Sànchez es un culo di ferro; sabe que debe aguantar, pero no me extrañaría que confundiera “la Caja B con el KGB”, en palabras de un resalado tuitero, dirigidas a Díaz Ayuso, la pregonera de chuleta y gusto cañí. Junts es un partido de aluvión, cuya columna vertebral ha caído en manos del zafio centralismo democrático; representa al nacionalismo fondón colonizado por un bolchevismo de café. De momento, Jordi Sànchez se erige en pacificador ante el próximo día 24, cuando su partido tiene previsto celebrar el Congreso de la catarsis. Será el fin del relativismo y el primer paso para un endurecimiento en la línea de mando, que implica a dirigentes como Elsa Artadi, Albert Batet o Ramon Tremosa; un salto doble para esencializar el soberanismo y, paralelamente, evitar una repetición electoral. Y mientras avanza este complejo risorgimento, a Puigdemont se le escapa el invento del Consell per la República. De ahí sus prisas para que la gente se apunte, previo pago de 12 euros por cabeza, al pasaporte republicano y faltón, capaz de medir la catalanidad de miles de santos inocentes.
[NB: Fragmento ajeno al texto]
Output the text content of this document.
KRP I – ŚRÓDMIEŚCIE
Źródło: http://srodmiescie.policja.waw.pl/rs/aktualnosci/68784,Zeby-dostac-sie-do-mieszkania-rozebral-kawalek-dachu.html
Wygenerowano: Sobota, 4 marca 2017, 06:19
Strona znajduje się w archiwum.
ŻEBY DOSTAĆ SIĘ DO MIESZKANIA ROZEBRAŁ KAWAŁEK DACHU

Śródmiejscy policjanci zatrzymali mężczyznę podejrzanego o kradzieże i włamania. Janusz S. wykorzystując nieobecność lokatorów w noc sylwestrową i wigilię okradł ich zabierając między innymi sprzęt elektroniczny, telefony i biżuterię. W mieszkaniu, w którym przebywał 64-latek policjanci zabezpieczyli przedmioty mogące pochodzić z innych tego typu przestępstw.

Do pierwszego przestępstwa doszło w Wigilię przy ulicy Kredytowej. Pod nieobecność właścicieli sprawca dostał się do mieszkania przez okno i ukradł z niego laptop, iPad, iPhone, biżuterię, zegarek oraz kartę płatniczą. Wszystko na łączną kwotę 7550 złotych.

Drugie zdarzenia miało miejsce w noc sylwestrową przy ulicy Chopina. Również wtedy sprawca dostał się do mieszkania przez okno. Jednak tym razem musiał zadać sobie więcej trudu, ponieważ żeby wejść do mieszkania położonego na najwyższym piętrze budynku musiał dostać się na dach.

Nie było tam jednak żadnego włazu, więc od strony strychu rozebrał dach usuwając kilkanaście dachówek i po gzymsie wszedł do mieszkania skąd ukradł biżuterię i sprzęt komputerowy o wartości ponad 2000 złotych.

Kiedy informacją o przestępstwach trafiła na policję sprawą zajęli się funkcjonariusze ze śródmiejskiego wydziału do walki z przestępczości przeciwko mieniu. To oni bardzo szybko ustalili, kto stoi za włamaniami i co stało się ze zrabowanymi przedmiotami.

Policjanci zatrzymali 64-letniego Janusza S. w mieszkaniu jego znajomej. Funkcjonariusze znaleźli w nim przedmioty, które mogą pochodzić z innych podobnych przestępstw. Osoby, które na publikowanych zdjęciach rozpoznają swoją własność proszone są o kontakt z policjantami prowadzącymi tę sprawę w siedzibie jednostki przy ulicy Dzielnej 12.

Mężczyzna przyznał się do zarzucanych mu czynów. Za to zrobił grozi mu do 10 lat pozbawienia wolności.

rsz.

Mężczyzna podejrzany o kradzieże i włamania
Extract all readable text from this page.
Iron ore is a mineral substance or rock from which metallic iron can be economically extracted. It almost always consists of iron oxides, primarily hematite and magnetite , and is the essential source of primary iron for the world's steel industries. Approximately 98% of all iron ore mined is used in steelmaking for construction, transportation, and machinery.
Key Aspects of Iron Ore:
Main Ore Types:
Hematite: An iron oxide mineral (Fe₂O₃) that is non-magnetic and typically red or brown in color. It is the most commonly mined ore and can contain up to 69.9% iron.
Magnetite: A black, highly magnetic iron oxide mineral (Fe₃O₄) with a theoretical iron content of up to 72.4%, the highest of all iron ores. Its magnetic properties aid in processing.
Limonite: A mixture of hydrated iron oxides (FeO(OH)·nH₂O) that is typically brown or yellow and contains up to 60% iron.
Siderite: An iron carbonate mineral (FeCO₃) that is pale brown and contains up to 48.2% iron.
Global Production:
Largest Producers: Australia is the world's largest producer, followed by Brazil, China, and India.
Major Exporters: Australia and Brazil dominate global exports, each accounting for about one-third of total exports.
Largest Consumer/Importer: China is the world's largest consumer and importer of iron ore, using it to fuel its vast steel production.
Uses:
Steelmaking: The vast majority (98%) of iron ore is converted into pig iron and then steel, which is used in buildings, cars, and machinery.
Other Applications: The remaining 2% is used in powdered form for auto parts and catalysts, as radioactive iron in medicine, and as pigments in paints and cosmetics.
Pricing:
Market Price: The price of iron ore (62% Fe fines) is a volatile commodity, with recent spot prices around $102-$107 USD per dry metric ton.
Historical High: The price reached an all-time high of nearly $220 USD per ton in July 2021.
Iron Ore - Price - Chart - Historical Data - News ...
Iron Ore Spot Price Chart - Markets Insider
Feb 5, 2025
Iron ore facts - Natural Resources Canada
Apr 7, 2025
Caricatura de Jordi Sànchez, dirigente de JxCat / FARRUQO

Caricatura de Jordi Sànchez, dirigente de JxCat / FARRUQO

El anacrónico leninismo tiene lo que yo de nacionalista. No hace falta haber leído Doctor Zhivago de Pasternak para saber quién despellejó a los mujics de tierra adentro. La mezcla entre ambas doctrinas, izquierda dura y nacionalismo, siempre ha resultado letal; recordemos aquel Estat Català de Josep Dencàs, hechizado por sus célebres Escamots, las milicias de calle y correaje, que se rifaban el espacio público a imagen de las escuadras de il Duce.

Jordi Sànchez es un dilecto apóstol de Rafael Ribó, Síndic de Greuges vitalicio, el profesor que durante la Transición dirigió el estimat PSUC y acabó mandando en Iniciativa (IC-V), un partido verde, con tapones en los oídos ante los cantos del radicalismo democrático a la italiana. El actual líder de Junts fue activista de la Crida de Ángel Colom, la excursión de chiruca y barretina, bajo el pendón estelado; y por afinidad a la causa, representó después a Iniciativa en el consejo de la Corpo (Radio Televisión catalana). Sánchez vive ahora en un círculo concéntrico de extremo declive: el linaje de una izquierda acostumbrada a mandar con pompa en los Casals del Poble, pero incapaz de aceptar el heroísmo que exige la conspiración. Matar al César nunca sale gratis. Sànchez no ha pedido perdón por saltarse las leyes de bases de la convivencia en Cataluña; se considera un Gerry Adams, en mal momento, con el Ulster ardiendo de nuevo; es de los que practican el sostenella y no enmendalla, la respuesta del mismísimo Cid, después de devastar los campos de Nájera.

El JxCat que se nos viene encima de la mano de Sánchez representa la frontalidad del perdedor. Ritualiza el antagonismo frente al Estado por delante de sus socios naturales de ERC, ganadores en los últimos comicios. Persigue el aplauso frente al camino del pacto; es incapaz de convertir la representación en síntesis; pone la revolución por delante de la reforma; el bolchevismo frente al menchevismo; el Terror frente al Termidor.

Tras la muerte de las ideologías, el fin del populismo de contenedor (Convergència) desemboca en el autoritarismo de Junts. Cuando desaparecen los viejos encuadramientos se perpetúan los símbolos; la democracia se convierte entonces en un mercado persa de banderas, cuya propiedad intelectual pasa a ser de quien simplemente las blande. A menor volumen, menor matiz. Los herederos de un partido que levantó la Constitución del 78 buscan ahora en el separatismo el espíritu de la nación; pero rechazan la complejidad, desconfían de la elocuencia dialéctica y solo les consuela la aclamación. Sánchez, su líder de entretiempo, es hijo natural de dos medias naranjas: ERC y Junts.